We’re so human. This shit is hard, because crazy is scary. We know some of what we’re seeing go on in the world if fucking wrong and terrible – and yet it is going on. What can we do about it? Sometimes… nothing. Sometimes the most important and powerful things we can do about it are to walk our own path, provide ourselves with good self-care, speak truth to power fearlessly (and call the ridiculous shit out for being as ridiculous as it is), and be kind to the people around us who are hurting. The will to action withers when we don’t take care of ourselves and maintain our individual good emotional health. It’s hard to have the energy (or feel like it matters) to write the President directly by snail mail an actual letter that says “what the fuck??” and “this is what I expect and want from my government” – but if 100% of each and every citizen did so, it would be an avalanche of civil action, of protest, of involvement, and might actually change something. I think about that often. Taking action needs me to maintain my own sanity, though, doesn’t it?

I’ve gotten distracted by the crazy, once again, it’s out there lurking, waiting to sneak up on the unwary. Breathe, exhale, relax – bring the focus to here, to now, to this moment that you’re in. Whatever it is, it matters more to you right now than the actions of a distant madman and his cohort of corrupt billionaires. Just saying – finding what matters most to you, right now, has real value. For me? Right now? It happens to be this bit of writing. This cup of coffee. This quiet moment for myself carved out of a busy day. It’s enough. I’m worth a moment of my own time. (You’re worth a moment of my time, too, and thank you for being here with me.)

I look up from my laptop, across the quiet co-work space (so orderly, so calm, so empty). It’s still just me, and it’s quite early in the morning. I breathe, exhale, and relax. It’s a good time for a few minutes of meditation – another useful practice. I have a favorite spot for it, here, that is reliably comfortable and quiet. I have it on my calendar so I can be sure not to miss the opportunity. Even something as small as 10 minutes of meditation does a lot to build and maintain my emotional resilience. There are verbs involved; it’s quite necessary to do it, not just observe that it is a good practice. lol That’s the way of practices, generally – doing them is the key to success. “Practice” is a verb. It’s also an ongoing thing – a step on path, on a journey that does not end. The journey is the destination.

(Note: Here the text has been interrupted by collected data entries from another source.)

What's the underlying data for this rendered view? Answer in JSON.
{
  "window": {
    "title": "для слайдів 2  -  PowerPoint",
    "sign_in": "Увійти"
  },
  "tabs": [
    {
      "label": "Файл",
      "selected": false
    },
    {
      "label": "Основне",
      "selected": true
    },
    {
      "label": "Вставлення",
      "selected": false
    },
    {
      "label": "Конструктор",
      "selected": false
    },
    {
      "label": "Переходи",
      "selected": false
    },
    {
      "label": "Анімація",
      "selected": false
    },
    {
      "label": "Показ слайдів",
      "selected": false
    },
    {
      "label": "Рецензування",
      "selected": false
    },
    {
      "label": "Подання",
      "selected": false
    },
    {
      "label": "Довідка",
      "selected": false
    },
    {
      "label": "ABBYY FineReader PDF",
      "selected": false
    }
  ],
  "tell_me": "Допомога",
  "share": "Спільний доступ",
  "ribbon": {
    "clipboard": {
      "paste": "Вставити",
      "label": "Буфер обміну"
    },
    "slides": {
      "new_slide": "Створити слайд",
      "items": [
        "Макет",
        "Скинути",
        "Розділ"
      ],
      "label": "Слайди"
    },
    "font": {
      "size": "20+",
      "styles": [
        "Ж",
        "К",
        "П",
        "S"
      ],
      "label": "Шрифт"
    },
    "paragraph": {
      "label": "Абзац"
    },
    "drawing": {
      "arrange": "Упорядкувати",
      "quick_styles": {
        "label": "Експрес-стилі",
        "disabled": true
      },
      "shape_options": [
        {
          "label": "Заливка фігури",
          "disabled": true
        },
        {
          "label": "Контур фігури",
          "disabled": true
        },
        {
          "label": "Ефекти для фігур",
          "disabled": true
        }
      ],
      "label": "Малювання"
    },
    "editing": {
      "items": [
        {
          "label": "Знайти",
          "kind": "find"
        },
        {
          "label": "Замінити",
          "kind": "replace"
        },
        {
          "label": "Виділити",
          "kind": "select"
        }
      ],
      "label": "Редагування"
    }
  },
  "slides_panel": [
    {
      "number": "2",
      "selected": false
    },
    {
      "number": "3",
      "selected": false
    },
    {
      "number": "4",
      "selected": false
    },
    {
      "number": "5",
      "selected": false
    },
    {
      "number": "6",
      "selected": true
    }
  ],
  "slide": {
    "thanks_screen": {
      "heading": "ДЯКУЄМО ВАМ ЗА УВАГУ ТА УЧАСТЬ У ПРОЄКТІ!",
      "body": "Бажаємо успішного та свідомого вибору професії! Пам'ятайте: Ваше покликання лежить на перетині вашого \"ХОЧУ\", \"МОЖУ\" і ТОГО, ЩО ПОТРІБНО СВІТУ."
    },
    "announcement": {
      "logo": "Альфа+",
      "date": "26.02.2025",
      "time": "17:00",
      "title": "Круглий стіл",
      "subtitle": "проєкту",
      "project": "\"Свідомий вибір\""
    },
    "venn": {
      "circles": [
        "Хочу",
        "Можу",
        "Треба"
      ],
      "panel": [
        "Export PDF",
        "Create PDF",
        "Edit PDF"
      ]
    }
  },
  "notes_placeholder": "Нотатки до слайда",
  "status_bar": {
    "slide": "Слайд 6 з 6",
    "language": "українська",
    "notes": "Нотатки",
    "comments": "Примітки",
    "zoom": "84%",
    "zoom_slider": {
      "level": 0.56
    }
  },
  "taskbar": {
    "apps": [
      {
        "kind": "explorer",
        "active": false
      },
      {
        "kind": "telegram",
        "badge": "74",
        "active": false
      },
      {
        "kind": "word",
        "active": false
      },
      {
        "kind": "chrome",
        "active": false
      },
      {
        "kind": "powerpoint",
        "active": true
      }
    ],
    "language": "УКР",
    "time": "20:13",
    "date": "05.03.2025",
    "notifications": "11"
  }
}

And that brings me to another approach to maintaining sanity when the world is going crazy; perspective. Observation, and experience, and the awareness that however bad it seems, this too will pass. I’m not saying that complacence is a wise approach (it is not), just that we can pretty reliably be certain of one thing – change is. The madman in power now is as mortal as anyone else. Change will come. Be part of the change you wish to see – and doing so by living your truth, your values, and staying on your own path. Be the person you most want to be. By doing so, and maintaining a sense of perspective, the contrast between you and the crazy in the world becomes clearer. You stand within your moment less affected by the crazy in the world, and more able to sustain yourself through to the next season of change.

It’s hard to go wrong with good basics…

It’s not perfect as strategies go, I know. I’d love to have a real cure, a solution, a reliable durable fix to what our world is going through right now. I only have this; my certainty that I’m okay right now, for most values of “okay”, and that it is (mostly) enough. If I can maintain my own sanity, I can be part of what is sane. Should work for you too, with practice. It’s something. It may not change the world, but it can be a small part of making things right in little ways. That’s definitely something. I’ll gladly take something over nothing – wouldn’t you?

I sigh quietly, and finish my coffee. It’s time to begin. Again.